Questi dati evidenziano un fenomeno ricorrente nell’adozione delle criptovalute: milioni di investitori retail sono entrati nel mercato durante i precedenti cicli rialzisti, per poi allontanarsene nel tempo, lasciando asset inutilizzati man mano che l’attenzione si è spostata altrove.

Bithumb ha dichiarato che alcuni asset inattivi hanno registrato guadagni del 61.000%.

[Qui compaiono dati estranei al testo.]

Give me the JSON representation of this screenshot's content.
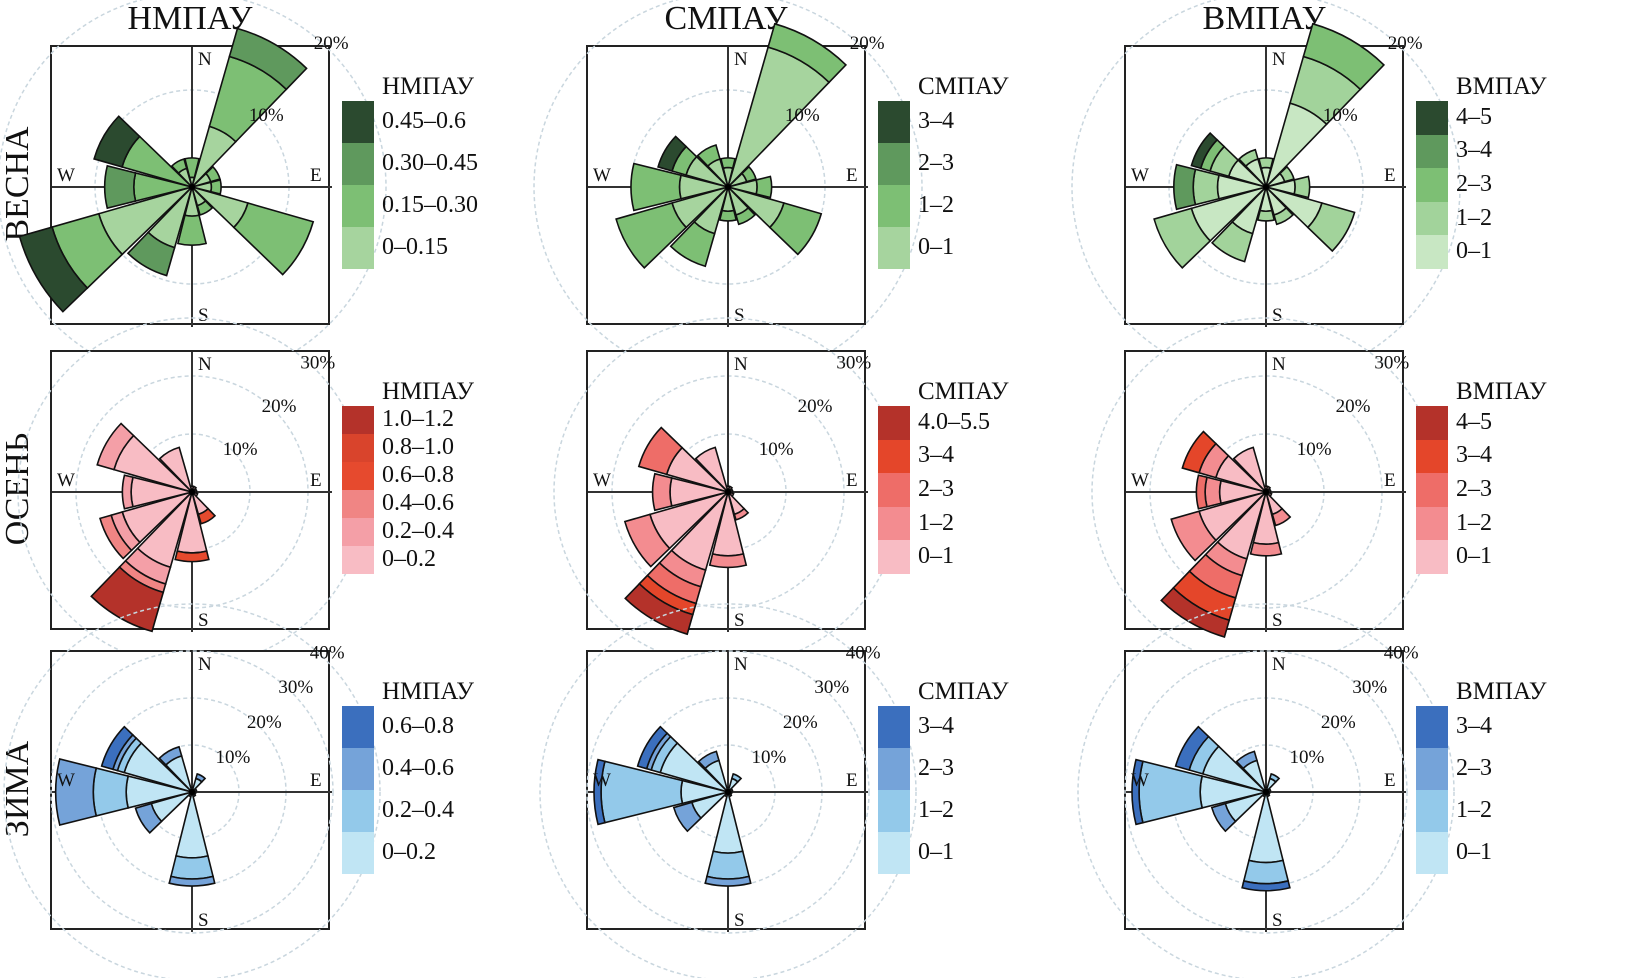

Secondo Bithumb, alcuni degli asset inattivi individuati hanno già registrato rendimenti superiori al 61.000%, pari a oltre 610 volte il valore iniziale. Si tratta di posizioni aperte nei primissimi cicli delle criptovalute.

Ciò significa che parte delle crypto non reclamate sull’exchange ha persino sovraperformato Bitcoin (BTC) in termini di rendimenti su un orizzonte di 12 anni.

Secondo i dati di CoinGecko, Bitcoin era scambiato intorno ai 767 $ il 1° gennaio 2014. Al momento della stesura, BTC quota circa 91.126 $, con un incremento di circa 11.338%, pari a una crescita di 114 volte.

○Grafico del prezzo di Bitcoin nel tempo. Fonte: CoinGecko

L’exchange ha già condotto iniziative di recupero simili negli anni precedenti. Durante la campagna per l’undicesimo anniversario, lo scorso anno, Bithumb ha dichiarato che 36.000 utenti hanno reclamato asset dormienti per circa 50 milioni di dollari.

La piattaforma ha inquadrato l’iniziativa come parte di un più ampio programma di tutela dei clienti, affermando che l’obiettivo è aiutare gli utenti a riscoprire e recuperare asset di cui potrebbero non essere più consapevoli. Bithumb ha inoltre annunciato che contatterà direttamente i clienti idonei e fornirà supporto per il recupero degli account.

Oltre ai singoli individui, la divulgazione ha implicazioni più ampie per il settore. I saldi dormienti rappresentano infatti liquidità non realizzata e offerta latente che, se recuperata, potrebbe rientrare nei mercati.

Il fenomeno solleva inoltre interrogativi su come i crypto exchange comunicano con gli utenti inattivi e su quali misure adottino per salvaguardare fondi dimenticati da lungo tempo, soprattutto in un settore in cui la custodia e la responsabilità dell’utente restano temi centrali.